Many Academics Use Cognition Enhancing DrugsThe journal Nature just published the results of a survey it undertook in January about readers' use of drugs to enhance cognition, chemically stimulate, and reduce anxiety. Now, it sounds like this was an opt-in survey, meaning that it would be a self-selecting sample, and, as such, not one that is necessarily representative of even the journal's readers, let alone academia at large. There is a large geographic bias, with more than three-quarters of the respondents coming from the U.S. and U.K.; 64.5 percent said they work in either biology, chemistry, earth and planetary sciences, engineering, medicine, physics, media, or education, with the remainder being "other," whatever that means. The group skews young, with nearly 65 percent being under 36.
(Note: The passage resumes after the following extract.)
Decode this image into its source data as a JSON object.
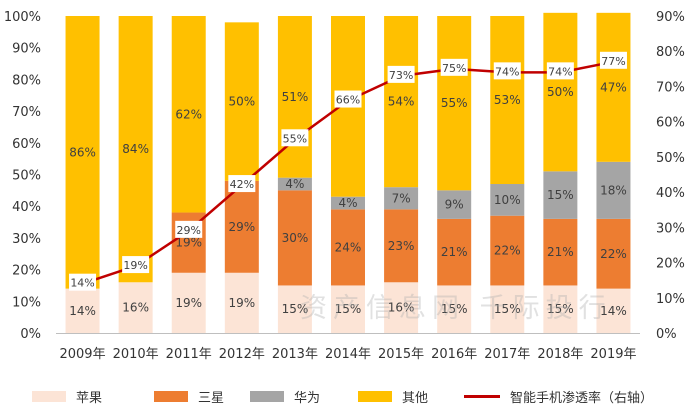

But still the results are interesting. One in five admit to have taken modafinil (Provigil), methylphenidate (Ritalin), or beta blockers like propranolol (Inderal) "to improve concentration or cognition." And additional 13.5 percent said they had taken such drugs for a medically diagnosed condition.
If you know anything about these drugs, they're intended for daily use. However, the usage patterns admitted to split into daily, weekly, monthly, or once a year at most, with fairly even numbers in each.
Of the over 1,400 answering the survey, 1254 answered the question "Should healthy humans be allowed to use cognitive enhancing drugs if they want to?"; almost 80 percent said yes. And 1258 answered the question, "Accepting a normal risk of mild side effects, would you boost your brain power by taking a cognitive enhancing drug?"; almost 70 percent said yes. About a third would feel pressure to let their kids take such a drug if other children in the school were doing so.
Obviously many people in academia, research, and the sciences feel no problem about others taking cognitive-enhancing drugs. But why is that any different from athletes taking performance-enhancing substances? There is effectively a public competition, with research money and even public acclaim at times going to those who get the edge in results. But isn't this a form of cheating - using something to let you do what you might not ordinarily to gain an advantage? According to Nature, one respondant from the US wrote, "As a professional, it is my duty to use my resources to the greatest benefit of humanity. If 'enhancers' can contribute to this humane service, it is my duty to take them." But is it really for nothing but a humane gesture? What if suddenly there would be no possibility of person gain in tenure, money, or professional stature? Why shouldn't an athlete say he or she has a duty to move past the limits of normal performance for the good of his or her team and the fans of the team?